The featured soloist for the evening was oboist Heli Ernits who played Bohuslav Martinu’s Oboe Concerto. This is a demanding piece for the soloist. Ernits poured every ounce of musical energy into this piece and it came out beautifully. The clear bright tones of the oboe belied the contorted Louis Armstrong-esque expression playing the wind instrument had on Ernits’ normally pleasant features. Her effort left concert-goers enchanted.
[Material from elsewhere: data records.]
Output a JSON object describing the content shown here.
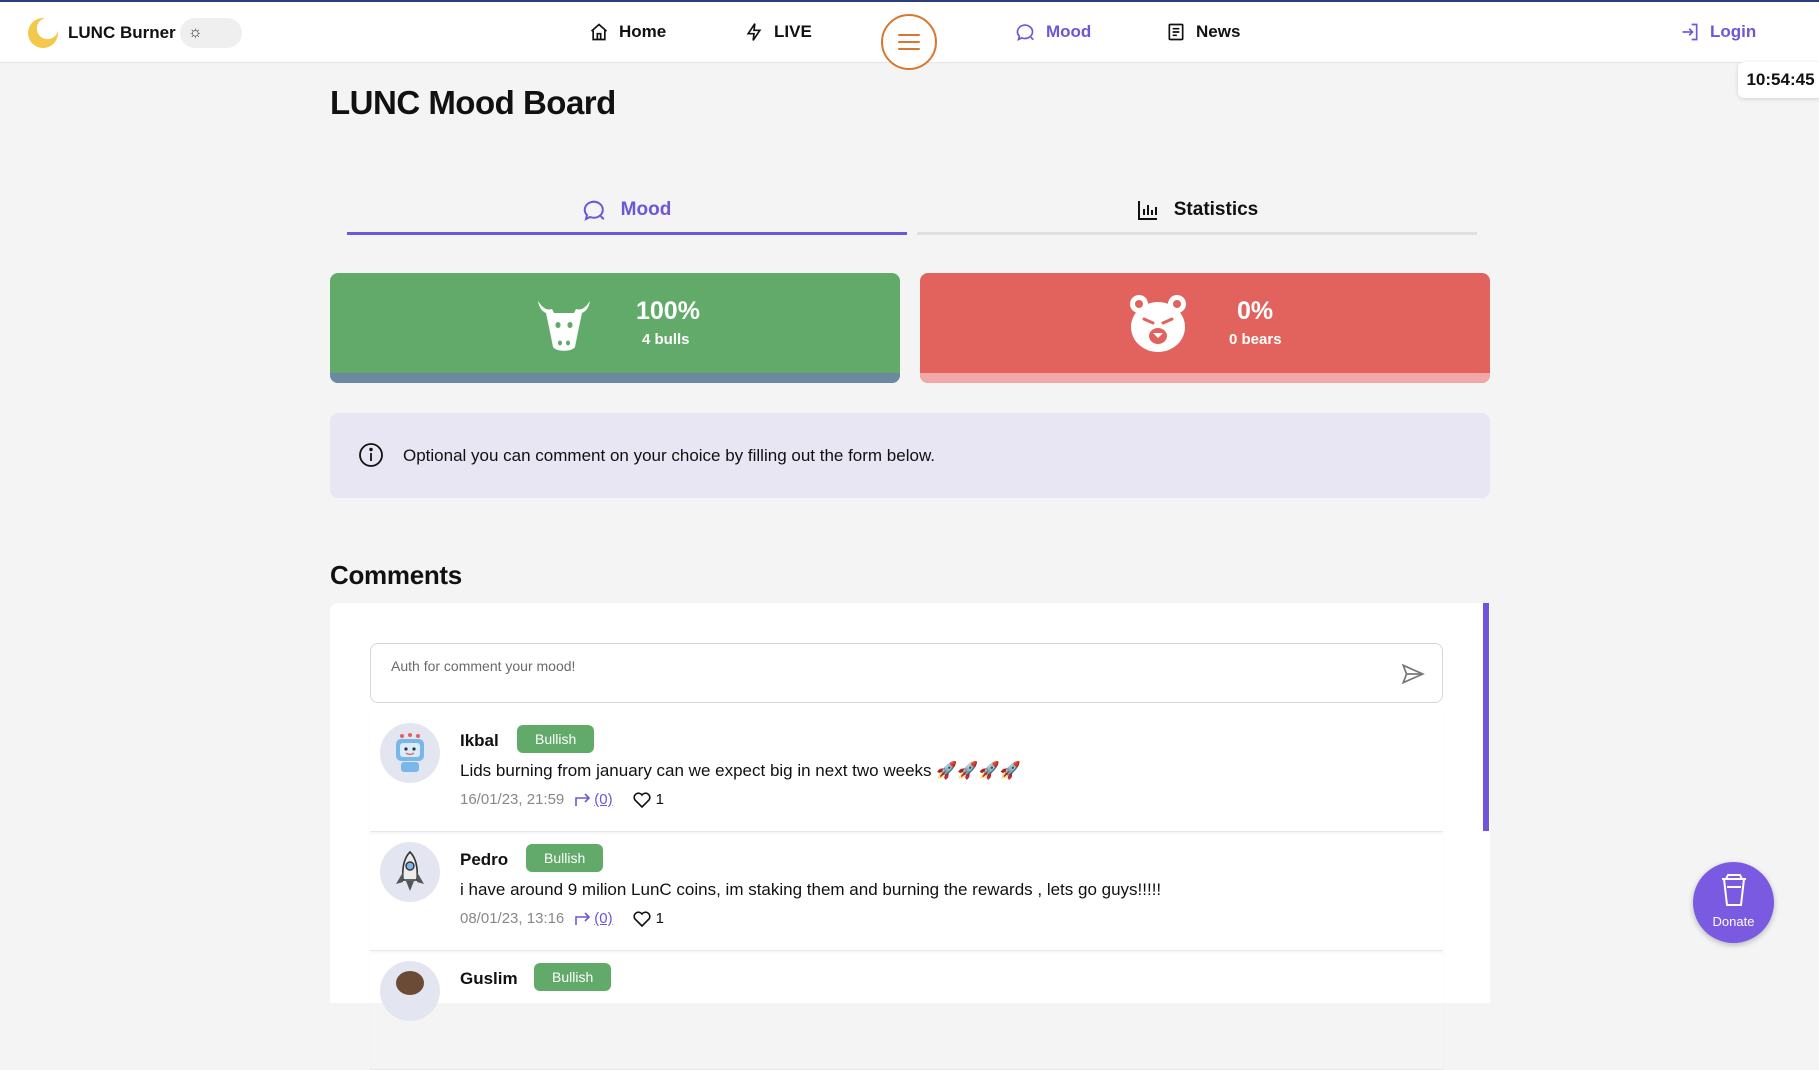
{
  "header": {
    "brand": "LUNC Burner",
    "nav": {
      "home": "Home",
      "live": "LIVE",
      "mood": "Mood",
      "news": "News"
    },
    "login": "Login"
  },
  "clock": "10:54:45",
  "page": {
    "title": "LUNC Mood Board"
  },
  "tabs": {
    "mood": "Mood",
    "statistics": "Statistics",
    "active": "Mood"
  },
  "mood": {
    "bull": {
      "percent": "100%",
      "count_label": "4 bulls"
    },
    "bear": {
      "percent": "0%",
      "count_label": "0 bears"
    }
  },
  "info": {
    "text": "Optional you can comment on your choice by filling out the form below."
  },
  "comments": {
    "title": "Comments",
    "input_placeholder": "Auth for comment your mood!",
    "items": [
      {
        "name": "Ikbal",
        "badge": "Bullish",
        "text": "Lids burning from january can we expect big in next two weeks 🚀🚀🚀🚀",
        "date": "16/01/23, 21:59",
        "shares": "(0)",
        "likes": "1",
        "avatar": "robot-avatar"
      },
      {
        "name": "Pedro",
        "badge": "Bullish",
        "text": "i have around 9 milion LunC coins, im staking them and burning the rewards , lets go guys!!!!!",
        "date": "08/01/23, 13:16",
        "shares": "(0)",
        "likes": "1",
        "avatar": "rocket-avatar"
      },
      {
        "name": "Guslim",
        "badge": "Bullish",
        "avatar": "person-avatar"
      }
    ]
  },
  "donate": {
    "label": "Donate"
  },
  "colors": {
    "accent": "#6f55d8",
    "bull": "#62aa6a",
    "bear": "#e2625d",
    "menu": "#d9772f",
    "info_bg": "#e8e6f3"
  }
}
After intermission came the evening’s big finale, Antonin Dvorak’s Symphony No 9 in E Minor Op 95, the “New World Symphony.” The No 9 is Dvorak’s most famous and oft played symphony. It was composed when he was visiting America and was commissioned by the New York Philharmonic, premiering in 1893. Dvorak stated that the music was inspired and even borrowed from Native American and African American musical forms, especially the pentatonic pattern. Dvorak saw similarities in the music of these two groups. The title “New World” reflects this inspiration.
In truth, this influence is hard to detect in the No 9. Pastoral passages tinged with nostalgia are in evidence, but as has been remarked, they reflect European folk music culture. In any case the No 9, like Smetana’s work, displays Czech art coming into its own on the world stage. Dvorak was also very much a part of the Czech national cultural awakening of the 19th century, despite his international and cosmopolitan character.
The rousing Dvorak gave guest conductor Daniel Raiskin a chance to have some fun. A native of St. Petersburg, Raiskin is a renowned violist and has been principal conductor of the Staatsorchester Rheinische Philharmonie in Koblenz, Germany since 2005. The No 9, a long piece in four movements, had Raiskin reveling in the emotional depth of Dvorak’s famed work, bounding around with his baton like a kid playing Guitar Hero in his living room. ERSO, always up to the challenge, responded in kind. It was enough to make one pine for a walk through Wenceslas Square with a cold Krusovice.